Palabras clave: Maurice Duverger, Derecho constitucional, Ciencia política, Roger Bonnard, Georges Burdeau, Raymond Aron, Bastien François, Georges Bedel, Georges Lavau.
Résum: Hi ha hagut una tendència cridanera a França a oblidar la fama i el prestigi internacional que Maurice Duverger va collir al seu país, a Itàlia, Bèlgica i Espanya en els anys que transcorren des de 1950 a 1980. Catedràtic de Dret públic des de 1942 es pot parlar d'ell com un dels pioners de la Ciència Política al món de la francofonia. Des de 1947 va col·laborar estretament amb el diari Le Monde. La seua manualística de Ciència Política i Dret constitucional travessa el temps, però mantenint-se com una relíquia, alhora que com un instrument de treball doctrinal amb sentit de peça de museu, que ja interessa més als historiadors de les idees polítiques i de les institucions públiques que als conreadors del Dret constitucional i de la Ciència política. Va mantenir durant molt temps i fins a la seva mort idees revolucionàries i la defensa del bloc dels països d'ortodòxia comunista quan aquesta ideologia posada en pràctica havia desaparegut en gairebé tota Europa. Va ser fidel al marxisme fins al final. No va abandonar els principis revolucionaris utilitzant-los com a moneda de canvi.
Paraules clau: Maurice Duverger, Dret constitucional, Ciència política, Roger Bonnard, Georges Burdeau, Raymond Aron, Bastien François, Georges Bedel, Georges Lavau.
On oublie aujourd’hui en France la gloire qu’a connue Maurice Duverger dans les années 1950, 1960, 1970. Initialement juriste (major à l’agrégation de droit public en 1942), il a été l’un des pionniers du renouveau de la science politique sous nos cieux. Il est aujourd’hui encore le politicien français le plus connu à l’étranger et l’un des dix les plus cités dans le monde. Et puis, à la fin des années 1980, il a soudainement disparu des références importantes, aussi bien en ce qui concerne la science politique que le droit public. On tentera de mettre ici en perspective le couronnement de cet auteur et la déshérence dans laquelle il entra. Le contraste entre ce qui se passe en France et ce qui se passe outre-Atlantique –où il est considéré comme le précurseur des analyses stratégiques du vote– est saisissant. Le double mouvement de triomphe et de déshérence qui infléchit la carrière de Maurice Duverger permet de mieux comprendre les conditions de possibilité sociales et scientifiques, propres à la France, d’établissement de légitimité d’une posture savante dans la seconde partie du XXème siècle.
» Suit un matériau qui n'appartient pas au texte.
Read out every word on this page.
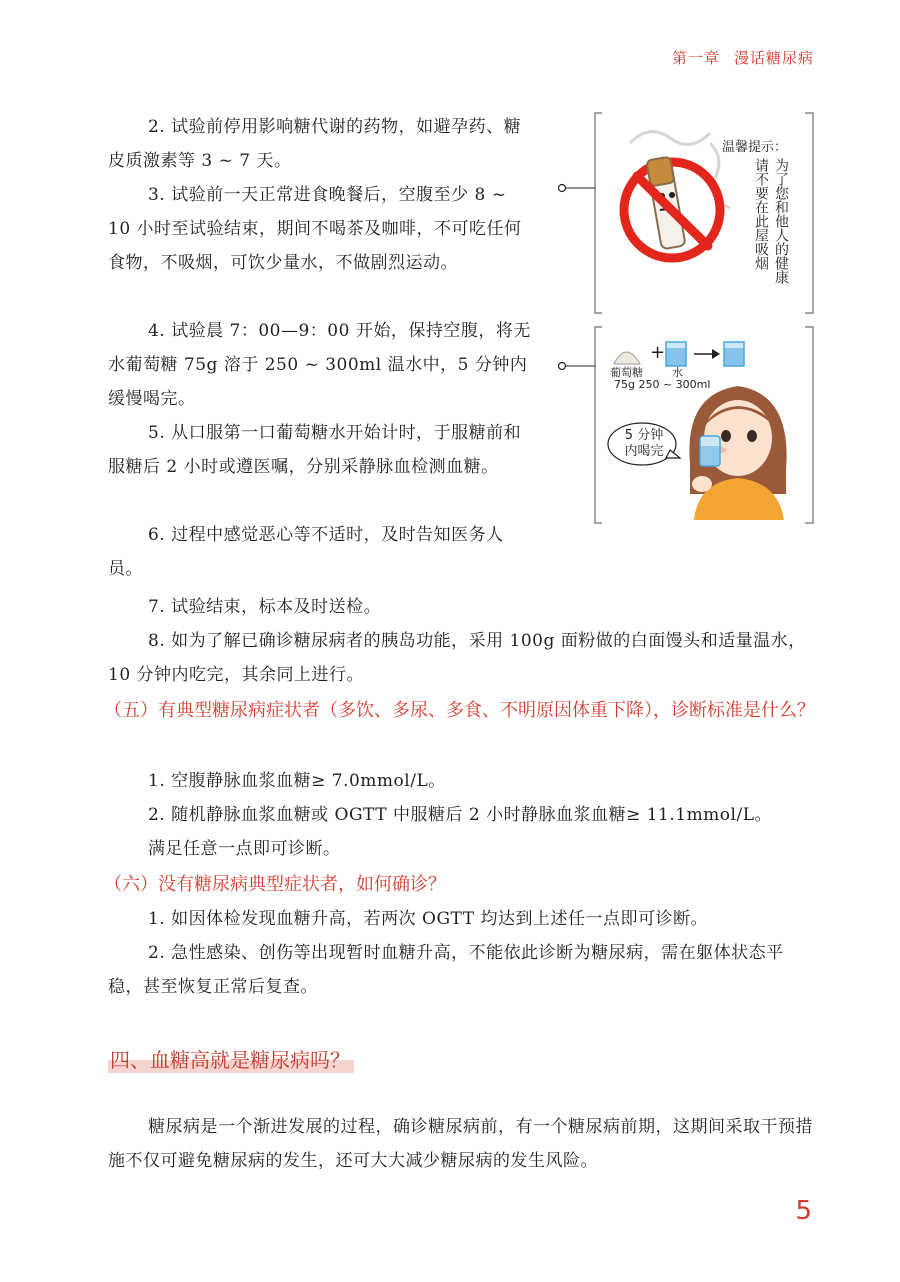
第一章 漫话糖尿病
2. 试验前停用影响糖代谢的药物，如避孕药、糖皮质激素等 3 ~ 7 天。
3. 试验前一天正常进食晚餐后，空腹至少 8 ~ 10 小时至试验结束，期间不喝茶及咖啡，不可吃任何食物，不吸烟，可饮少量水，不做剧烈运动。
4. 试验晨 7：00—9：00 开始，保持空腹，将无水葡萄糖 75g 溶于 250 ~ 300ml 温水中，5 分钟内缓慢喝完。
5. 从口服第一口葡萄糖水开始计时，于服糖前和服糖后 2 小时或遵医嘱，分别采静脉血检测血糖。
6. 过程中感觉恶心等不适时，及时告知医务人员。
7. 试验结束，标本及时送检。
8. 如为了解已确诊糖尿病者的胰岛功能，采用 100g 面粉做的白面馒头和适量温水，10 分钟内吃完，其余同上进行。
（五）有典型糖尿病症状者（多饮、多尿、多食、不明原因体重下降），诊断标准是什么？
1. 空腹静脉血浆血糖≥ 7.0mmol/L。
2. 随机静脉血浆血糖或 OGTT 中服糖后 2 小时静脉血浆血糖≥ 11.1mmol/L。
满足任意一点即可诊断。
（六）没有糖尿病典型症状者，如何确诊？
1. 如因体检发现血糖升高，若两次 OGTT 均达到上述任一点即可诊断。
2. 急性感染、创伤等出现暂时血糖升高，不能依此诊断为糖尿病，需在躯体状态平稳，甚至恢复正常后复查。
四、血糖高就是糖尿病吗？
糖尿病是一个渐进发展的过程，确诊糖尿病前，有一个糖尿病前期，这期间采取干预措施不仅可避免糖尿病的发生，还可大大减少糖尿病的发生风险。
5
温馨提示：
为了您和他人的健康
请不要在此屋吸烟
+
葡萄糖	水
75g 250 ~ 300ml
5 分钟内喝完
La « Révolution Duverger »
Maurice Duverger un homme double : un juriste qui fait de la science politique, et en même temps un politiste issus du droit public. Ce positionnement a fait de lui un « révolutionnaire », mais a aussi amorcé ce qui, de façon excessive, a pu être interprété comme un déclin. Ce sont les tenants et les aboutissants de ce déclin présumé que l’on examinera dans cet article.
Au début de sa carrière, brillante et classique –sous le patronage du très influent Roger Bonnard–, qui s’illustrera par un soutien au régime de Vichy, Maurice Duverger prend la direction de l’IEP de Bordeaux de 1948 à 1955. Cette voie nouvelle n’est pas sans risques. Il parlera de cette création comme un moment de vérité et d’euphorie. Il ne manquera pas de valoriser plus tard les relations qu’il a pu établir avec des anciens des IEP dans les nouveaux cercles politico-administratifs qui se mettent en place après-guerre. Certains de ses étudiants les plus fidèles le suivront jusqu’à Paris. Il se distingue très vite dans le petit milieu des spécialistes de droit constitutionnel. A partir de 1947, il devient salarié du journal Le Monde, ce qui est d’une importance primordiale, dans la mesure où chez lui le professeur et le journaliste sont difficilement dissociables. L’important est qu’il publie, sous le titre très original à ce moment-là, un Manuel de droit constitutionnel et de science politique, ouvrage qui se propose de dépasser l’exercice classique en la matière afin d’aboutir à la « définition des lois sociologiques véritables » par la confrontation des antécédents sociaux de chaque texte constitutionnel. Il est alors nommé à la faculté de droit de Paris où il enseigne notamment la « sociologie politique ». A cette époque il remanie son manuel de droit constitutionnel : 70 pages (sur 300 portant sur la Vème République) sont exclusivement consacrées aux « forces politiques ».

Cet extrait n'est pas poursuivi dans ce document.